Das Wort zum Ostermarsch: Pfarrer Henning Böger vor St. Magni in Braunschweig.
Das Wort zum Ostermarsch: Pfarrer Henning Böger vor St. Magni in Braunschweig. © Henning Noske

Da musst du doch schlucken, das kann man nicht hinnehmen, dagegen muss man was tun. Brigitte Constein-Gülde rezitiert Bert Brecht auf dem Magnikirchplatz: „Das Gedächtnis der Menschheit für erduldete Leiden ist erstaunlich kurz.

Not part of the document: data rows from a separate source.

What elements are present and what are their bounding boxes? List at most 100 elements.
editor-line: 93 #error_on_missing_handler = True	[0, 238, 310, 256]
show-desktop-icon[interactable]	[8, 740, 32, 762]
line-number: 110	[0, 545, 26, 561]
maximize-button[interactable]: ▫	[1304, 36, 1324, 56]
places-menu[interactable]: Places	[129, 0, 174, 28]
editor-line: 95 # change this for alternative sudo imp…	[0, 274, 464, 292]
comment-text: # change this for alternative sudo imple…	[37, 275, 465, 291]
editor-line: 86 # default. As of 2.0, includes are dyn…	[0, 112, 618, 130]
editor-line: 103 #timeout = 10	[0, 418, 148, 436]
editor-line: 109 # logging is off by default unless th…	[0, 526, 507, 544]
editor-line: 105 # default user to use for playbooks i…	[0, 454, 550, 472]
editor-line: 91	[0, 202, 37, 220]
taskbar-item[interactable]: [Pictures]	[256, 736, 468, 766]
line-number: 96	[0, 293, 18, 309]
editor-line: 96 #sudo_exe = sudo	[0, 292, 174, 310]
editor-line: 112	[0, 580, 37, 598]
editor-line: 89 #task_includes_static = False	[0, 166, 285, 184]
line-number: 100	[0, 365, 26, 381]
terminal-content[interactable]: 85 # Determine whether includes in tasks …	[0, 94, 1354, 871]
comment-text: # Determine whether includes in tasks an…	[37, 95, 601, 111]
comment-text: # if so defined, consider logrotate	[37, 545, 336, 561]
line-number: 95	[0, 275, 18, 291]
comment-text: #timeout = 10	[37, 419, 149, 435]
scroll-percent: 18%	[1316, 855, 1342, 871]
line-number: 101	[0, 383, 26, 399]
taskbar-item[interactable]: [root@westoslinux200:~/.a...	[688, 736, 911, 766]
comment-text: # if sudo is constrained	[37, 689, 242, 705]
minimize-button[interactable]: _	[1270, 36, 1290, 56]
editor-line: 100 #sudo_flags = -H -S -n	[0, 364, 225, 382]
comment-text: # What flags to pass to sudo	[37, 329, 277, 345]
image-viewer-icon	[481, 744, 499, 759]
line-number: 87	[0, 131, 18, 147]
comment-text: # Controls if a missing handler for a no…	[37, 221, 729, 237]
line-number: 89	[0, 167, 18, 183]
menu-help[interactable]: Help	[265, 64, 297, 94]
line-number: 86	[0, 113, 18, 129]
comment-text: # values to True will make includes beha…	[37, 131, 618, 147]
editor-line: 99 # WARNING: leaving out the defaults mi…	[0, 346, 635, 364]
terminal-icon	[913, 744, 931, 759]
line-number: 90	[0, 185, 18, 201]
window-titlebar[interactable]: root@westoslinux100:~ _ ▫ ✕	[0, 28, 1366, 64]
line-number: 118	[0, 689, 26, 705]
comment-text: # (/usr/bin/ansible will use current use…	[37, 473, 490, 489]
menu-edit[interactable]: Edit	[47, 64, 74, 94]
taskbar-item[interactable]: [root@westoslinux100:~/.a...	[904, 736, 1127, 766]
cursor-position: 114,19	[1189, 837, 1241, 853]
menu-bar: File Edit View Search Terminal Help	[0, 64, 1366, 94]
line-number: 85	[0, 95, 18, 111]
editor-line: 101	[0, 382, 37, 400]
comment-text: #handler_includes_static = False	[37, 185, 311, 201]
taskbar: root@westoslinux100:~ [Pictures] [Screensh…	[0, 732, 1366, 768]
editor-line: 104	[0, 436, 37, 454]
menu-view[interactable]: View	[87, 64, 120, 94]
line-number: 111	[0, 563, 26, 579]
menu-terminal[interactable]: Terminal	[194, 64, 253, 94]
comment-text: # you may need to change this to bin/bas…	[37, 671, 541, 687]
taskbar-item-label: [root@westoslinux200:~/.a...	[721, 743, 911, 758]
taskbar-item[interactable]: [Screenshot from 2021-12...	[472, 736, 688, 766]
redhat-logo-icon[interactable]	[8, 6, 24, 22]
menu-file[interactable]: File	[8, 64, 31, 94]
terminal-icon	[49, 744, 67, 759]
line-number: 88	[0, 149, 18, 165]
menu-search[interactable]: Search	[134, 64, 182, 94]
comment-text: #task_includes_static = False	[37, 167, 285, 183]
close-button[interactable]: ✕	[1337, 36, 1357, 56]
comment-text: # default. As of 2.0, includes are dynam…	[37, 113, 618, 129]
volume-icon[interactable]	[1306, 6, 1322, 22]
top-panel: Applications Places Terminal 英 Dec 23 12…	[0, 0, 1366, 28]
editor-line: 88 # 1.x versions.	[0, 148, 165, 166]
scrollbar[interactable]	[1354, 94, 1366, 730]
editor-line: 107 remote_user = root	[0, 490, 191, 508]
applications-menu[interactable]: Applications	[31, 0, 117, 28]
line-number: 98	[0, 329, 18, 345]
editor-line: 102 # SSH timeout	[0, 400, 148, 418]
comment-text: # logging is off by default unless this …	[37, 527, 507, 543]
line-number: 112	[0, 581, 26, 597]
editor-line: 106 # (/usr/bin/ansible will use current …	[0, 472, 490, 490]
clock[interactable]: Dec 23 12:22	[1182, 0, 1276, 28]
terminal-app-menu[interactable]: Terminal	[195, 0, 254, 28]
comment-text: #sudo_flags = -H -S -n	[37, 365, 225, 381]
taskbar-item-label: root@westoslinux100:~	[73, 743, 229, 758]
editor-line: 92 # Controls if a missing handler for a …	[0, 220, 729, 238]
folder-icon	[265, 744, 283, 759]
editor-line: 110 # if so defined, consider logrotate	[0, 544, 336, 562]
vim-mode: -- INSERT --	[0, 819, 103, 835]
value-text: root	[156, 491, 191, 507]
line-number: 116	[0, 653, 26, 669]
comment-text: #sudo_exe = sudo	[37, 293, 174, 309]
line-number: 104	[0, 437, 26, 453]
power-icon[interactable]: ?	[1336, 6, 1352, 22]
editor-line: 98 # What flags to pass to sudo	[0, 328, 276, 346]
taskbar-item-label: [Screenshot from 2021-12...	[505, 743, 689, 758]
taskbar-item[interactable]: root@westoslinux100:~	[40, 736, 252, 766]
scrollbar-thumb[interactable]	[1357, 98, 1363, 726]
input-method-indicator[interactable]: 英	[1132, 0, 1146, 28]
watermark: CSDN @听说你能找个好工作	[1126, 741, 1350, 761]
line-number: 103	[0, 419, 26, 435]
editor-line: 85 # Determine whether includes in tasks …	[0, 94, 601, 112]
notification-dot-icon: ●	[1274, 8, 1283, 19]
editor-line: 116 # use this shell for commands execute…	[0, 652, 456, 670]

Ihre Vorstellungsgabe für kommende Leiden ist fast noch geringer.“

Und dann kommt Brechts Zitat zum Tag: „Lasst uns das tausendmal Gesagte immer wieder sagen, damit es nicht einmal zu wenig gesagt wurde!“ Für Magni-Pfarrer Henning Böger ein Text (von 1952), den man auch heute noch in der Zeitung lesen könnte und sollte.

„Mit Bertha von Suttner rufen wir: … “, ruft Elke Almut Dieter auch auf dem Rückweg zum Kohlmarkt noch ein ums andere Mal an diesem Tag.

Als die Friedensnobelpreisträgerin Bertha von Suttner am 21. Juni 1914 in Wien starb, waren es nur noch sieben Tage bis zum Attentat von Sarajevo – und sechs Wochen bis zum Ausbruch des Ersten Weltkriegs. Ein vier Jahre währender brutaler Stellungskrieg, eine Blutmühle, mit der auch der aktuelle Krieg in der Ukraine bereits verglichen wird. „ … Die Waffen nieder!“

Und sei es auch nur, damit es nicht einmal zu wenig gesagt wurde.